A specific treatment for extravasation reactions is unknown at this time. Given the possibility of extravasation, it is advisable to closely monitor the infusion site for possible infiltration during drug administration.

Carcinogenesis, Mutagenesis, Impairment of Fertility

The carcinogenIc potential of TAXOL has not been studied.

Paclitaxel has been shown to be clastogenic in vitro ( chromosome aberrations in human lymphocytes) and in vivo ( micronucleus test in mice). Paclitaxel was not mutagenic in the Ames test or the CHO/ HGPRT gene mutation assay.

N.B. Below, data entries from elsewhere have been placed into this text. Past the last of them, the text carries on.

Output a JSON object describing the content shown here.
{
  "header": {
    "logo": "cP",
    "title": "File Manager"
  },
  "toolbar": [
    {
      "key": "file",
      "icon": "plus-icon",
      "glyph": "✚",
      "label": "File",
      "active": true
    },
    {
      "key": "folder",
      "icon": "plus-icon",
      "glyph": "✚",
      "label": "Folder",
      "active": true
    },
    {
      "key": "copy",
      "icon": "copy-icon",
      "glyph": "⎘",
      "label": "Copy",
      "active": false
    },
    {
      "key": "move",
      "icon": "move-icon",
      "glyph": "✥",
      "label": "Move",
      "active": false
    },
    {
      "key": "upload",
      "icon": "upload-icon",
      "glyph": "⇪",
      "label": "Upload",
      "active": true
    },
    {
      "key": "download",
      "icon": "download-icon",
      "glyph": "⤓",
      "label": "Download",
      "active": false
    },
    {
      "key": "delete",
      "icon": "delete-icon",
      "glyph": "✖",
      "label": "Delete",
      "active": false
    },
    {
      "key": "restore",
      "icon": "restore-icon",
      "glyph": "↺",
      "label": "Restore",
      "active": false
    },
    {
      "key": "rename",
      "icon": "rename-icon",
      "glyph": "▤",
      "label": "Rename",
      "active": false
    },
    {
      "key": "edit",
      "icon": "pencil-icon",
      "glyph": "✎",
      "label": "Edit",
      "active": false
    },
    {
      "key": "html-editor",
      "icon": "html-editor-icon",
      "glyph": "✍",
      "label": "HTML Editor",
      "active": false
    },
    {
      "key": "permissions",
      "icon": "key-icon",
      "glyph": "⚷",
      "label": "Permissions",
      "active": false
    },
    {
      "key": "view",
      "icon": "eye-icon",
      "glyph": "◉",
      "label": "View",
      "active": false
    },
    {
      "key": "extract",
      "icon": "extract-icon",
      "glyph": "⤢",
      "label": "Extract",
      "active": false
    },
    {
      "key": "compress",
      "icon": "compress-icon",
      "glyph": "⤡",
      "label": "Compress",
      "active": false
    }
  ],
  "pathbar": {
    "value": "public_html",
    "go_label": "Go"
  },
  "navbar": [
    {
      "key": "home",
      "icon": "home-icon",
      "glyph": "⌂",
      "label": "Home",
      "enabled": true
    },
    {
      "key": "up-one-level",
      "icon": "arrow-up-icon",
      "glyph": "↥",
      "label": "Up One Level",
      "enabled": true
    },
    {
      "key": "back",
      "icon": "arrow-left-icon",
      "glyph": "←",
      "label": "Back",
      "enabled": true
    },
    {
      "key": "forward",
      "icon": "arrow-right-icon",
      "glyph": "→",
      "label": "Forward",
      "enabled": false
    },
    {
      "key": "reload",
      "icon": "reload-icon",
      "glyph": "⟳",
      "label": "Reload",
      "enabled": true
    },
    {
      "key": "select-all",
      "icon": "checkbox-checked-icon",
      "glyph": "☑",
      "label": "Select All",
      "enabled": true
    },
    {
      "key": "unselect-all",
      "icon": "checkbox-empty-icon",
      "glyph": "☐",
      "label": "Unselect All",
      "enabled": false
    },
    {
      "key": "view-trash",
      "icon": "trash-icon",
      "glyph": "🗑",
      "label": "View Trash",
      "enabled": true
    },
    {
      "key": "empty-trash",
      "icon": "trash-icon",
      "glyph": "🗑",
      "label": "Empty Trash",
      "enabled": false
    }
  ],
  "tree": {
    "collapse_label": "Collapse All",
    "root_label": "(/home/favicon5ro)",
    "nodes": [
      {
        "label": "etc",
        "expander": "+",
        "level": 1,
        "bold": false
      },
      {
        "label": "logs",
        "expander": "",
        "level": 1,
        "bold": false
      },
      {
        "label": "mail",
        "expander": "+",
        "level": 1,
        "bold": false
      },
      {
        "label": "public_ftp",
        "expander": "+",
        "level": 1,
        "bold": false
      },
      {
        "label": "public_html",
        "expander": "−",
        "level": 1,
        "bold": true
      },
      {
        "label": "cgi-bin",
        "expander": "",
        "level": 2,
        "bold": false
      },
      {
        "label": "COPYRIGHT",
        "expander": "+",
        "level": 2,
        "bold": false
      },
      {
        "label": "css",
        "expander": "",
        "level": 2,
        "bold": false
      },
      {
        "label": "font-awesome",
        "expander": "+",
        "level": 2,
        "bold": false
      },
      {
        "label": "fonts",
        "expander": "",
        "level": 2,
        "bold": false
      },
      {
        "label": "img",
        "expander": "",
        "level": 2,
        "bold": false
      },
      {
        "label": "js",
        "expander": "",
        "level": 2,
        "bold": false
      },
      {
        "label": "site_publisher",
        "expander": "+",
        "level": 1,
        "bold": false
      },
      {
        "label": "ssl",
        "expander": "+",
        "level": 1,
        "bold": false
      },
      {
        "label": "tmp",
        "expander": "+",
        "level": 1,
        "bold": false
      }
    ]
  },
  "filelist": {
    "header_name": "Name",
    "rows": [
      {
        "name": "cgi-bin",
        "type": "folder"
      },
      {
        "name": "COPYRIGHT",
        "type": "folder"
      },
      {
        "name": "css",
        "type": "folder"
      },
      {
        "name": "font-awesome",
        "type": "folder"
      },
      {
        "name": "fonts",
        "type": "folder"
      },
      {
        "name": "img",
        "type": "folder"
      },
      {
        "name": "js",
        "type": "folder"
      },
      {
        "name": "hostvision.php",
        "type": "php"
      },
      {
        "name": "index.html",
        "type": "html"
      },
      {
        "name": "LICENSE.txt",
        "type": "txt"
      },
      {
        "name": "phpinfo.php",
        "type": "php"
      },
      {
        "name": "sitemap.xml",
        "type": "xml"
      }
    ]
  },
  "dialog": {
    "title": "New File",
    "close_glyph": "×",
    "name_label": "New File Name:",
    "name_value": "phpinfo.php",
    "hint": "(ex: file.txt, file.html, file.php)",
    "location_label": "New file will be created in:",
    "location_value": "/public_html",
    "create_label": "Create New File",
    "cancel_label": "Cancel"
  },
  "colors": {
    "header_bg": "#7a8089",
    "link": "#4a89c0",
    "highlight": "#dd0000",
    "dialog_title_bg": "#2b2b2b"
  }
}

Administration of paclitaxel prior to and during mating produced impairment of fertility in male and female rats at doses equal to or greater than 1 mg/kg/day (about 0.04 the daily maximum recommended human dose on a mg/m² basis). At this dose, paclitaxel caused reduced fertility and reproductive indices, and increased embryo-and fetotoxicty. (See

WARNINGS

Pregnancy

Pregnancy "Category D". (See

WARNINGS

Nursing Mothers

It is not known whether the drug is excreted in human milk. Following intravenous administration of carbon-14 labeled TAXOL to rats on days 9 to 10 postpartum, milk concentrations of radioactivity exceeded and declined in parallel with the plasma concentrations. Because many drugs are excreted in human milk and because of the potential for serious adverse reactions in nursing infants, it is recommended that nursing be discontinued when receiving TAXOL therapy.

Pediatric Use

The safety and effectiveness of TAXOL in pediatric patients have not been established.

There have been reports of central nervous system (CNS) toxicity in an ongoing investigational clinical trial in pediatric patients in which TAXOL was infused intravenously over 3 hours at doses ranging from 350 mg/m² to 420 mg/m² . The toxicity is most likely attributable to the high dose of the ethanol component of the TAXOL vehicle given over a short infusion time. The use of concomitant antihistamines may intensify this effect. Although a direct effect of the paclitaxel itself cannot be discounted, the high doses used in this study (over twice the recommended adult dosage) must be considered in assessing the safety of TAXOL for use in this population.